La Gestapo, à coté de ses propres services, crée une police spéciale franco-allemande qui ouvre ses bureaux dans les locaux de l’ancien Joint américain au 19 rue de Téhéran dans le 8e arrondissement.

Sous l'Occupation, les autorités allemandes s’appuient donc sur des truands français pour leur confier le travail de basse police et les tâches les plus viles. Munis d'une carte allemande, ces voyous sont intouchables. L'essentiel du Milieu, dont la ‘’bande des Corses’’ du Bd Flandrin dans le16e arrondissement et des malfrats de très haute volée fréquentent la rue Lauriston ou la rue des Saussaies.
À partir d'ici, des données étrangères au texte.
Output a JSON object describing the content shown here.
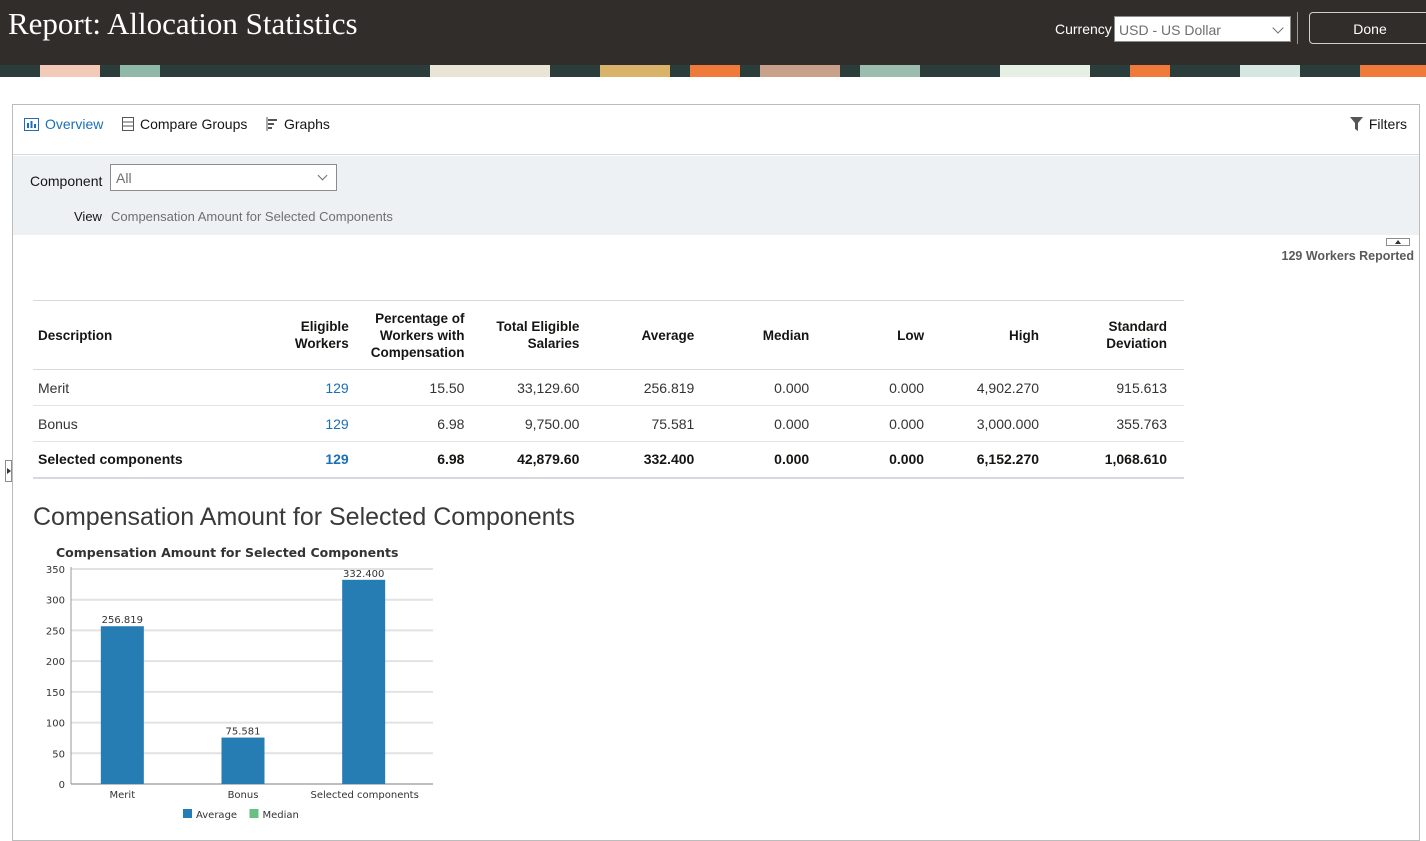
{
  "header": {
    "title": "Report: Allocation Statistics",
    "currency_label": "Currency",
    "currency_value": "USD - US Dollar",
    "done_label": "Done"
  },
  "tabs": [
    {
      "label": "Overview",
      "active": true,
      "icon": "overview-icon"
    },
    {
      "label": "Compare Groups",
      "active": false,
      "icon": "compare-groups-icon"
    },
    {
      "label": "Graphs",
      "active": false,
      "icon": "graphs-icon"
    }
  ],
  "filters_label": "Filters",
  "criteria": {
    "component_label": "Component",
    "component_value": "All",
    "view_label": "View",
    "view_value": "Compensation Amount for Selected Components"
  },
  "workers_reported": "129 Workers Reported",
  "table": {
    "headers": [
      "Description",
      "Eligible Workers",
      "Percentage of Workers with Compensation",
      "Total Eligible Salaries",
      "Average",
      "Median",
      "Low",
      "High",
      "Standard Deviation"
    ],
    "rows": [
      [
        "Merit",
        "129",
        "15.50",
        "33,129.60",
        "256.819",
        "0.000",
        "0.000",
        "4,902.270",
        "915.613"
      ],
      [
        "Bonus",
        "129",
        "6.98",
        "9,750.00",
        "75.581",
        "0.000",
        "0.000",
        "3,000.000",
        "355.763"
      ],
      [
        "Selected components",
        "129",
        "6.98",
        "42,879.60",
        "332.400",
        "0.000",
        "0.000",
        "6,152.270",
        "1,068.610"
      ]
    ]
  },
  "section_title": "Compensation Amount for Selected Components",
  "chart_data": {
    "type": "bar",
    "title": "Compensation Amount for Selected Components",
    "categories": [
      "Merit",
      "Bonus",
      "Selected components"
    ],
    "series": [
      {
        "name": "Average",
        "values": [
          256.819,
          75.581,
          332.4
        ],
        "color": "#267db3"
      },
      {
        "name": "Median",
        "values": [
          0,
          0,
          0
        ],
        "color": "#68c182"
      }
    ],
    "data_labels": [
      "256.819",
      "75.581",
      "332.400"
    ],
    "yticks": [
      0,
      50,
      100,
      150,
      200,
      250,
      300,
      350
    ],
    "ylim": [
      0,
      350
    ],
    "grid": true,
    "legend_position": "bottom"
  },
  "colors": {
    "header_bg": "#312d2a",
    "accent": "#1c6fb5",
    "criteria_bg": "#eef1f4"
  }
}
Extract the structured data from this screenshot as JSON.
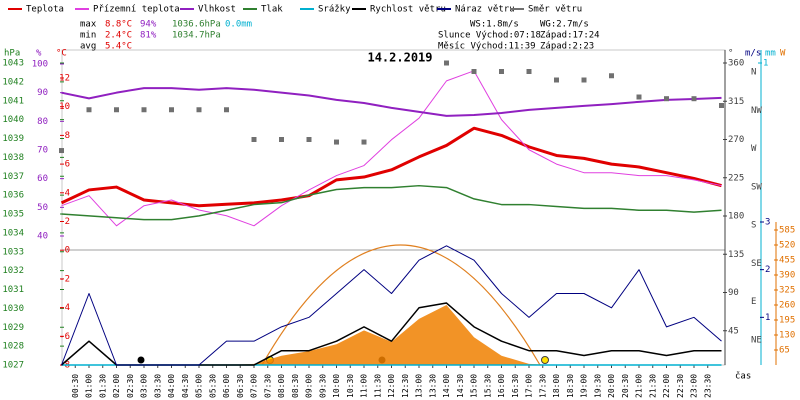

Le QG de ce qu'on appelle la "Gestapo française" se trouve au 93 de la rue Lauriston dans le 16e arrondissement. Ce quartier général est dirigé par le truand Henri Lafond et un policier véreux et déchu Pierre Bonny. Racket, marché noir, prostitution, la bande de Bony et Lafont rend des services au Tout-Paris, traque les Juifs et les résistants. Ainsi, à cette adresse, lieu de triste mémoire, siége l'officine où des Français torturent et exécutent d'autres Français. Au 180 rue de la Pompe 16e arrondissement existe également un autre lieu de torture du même genre.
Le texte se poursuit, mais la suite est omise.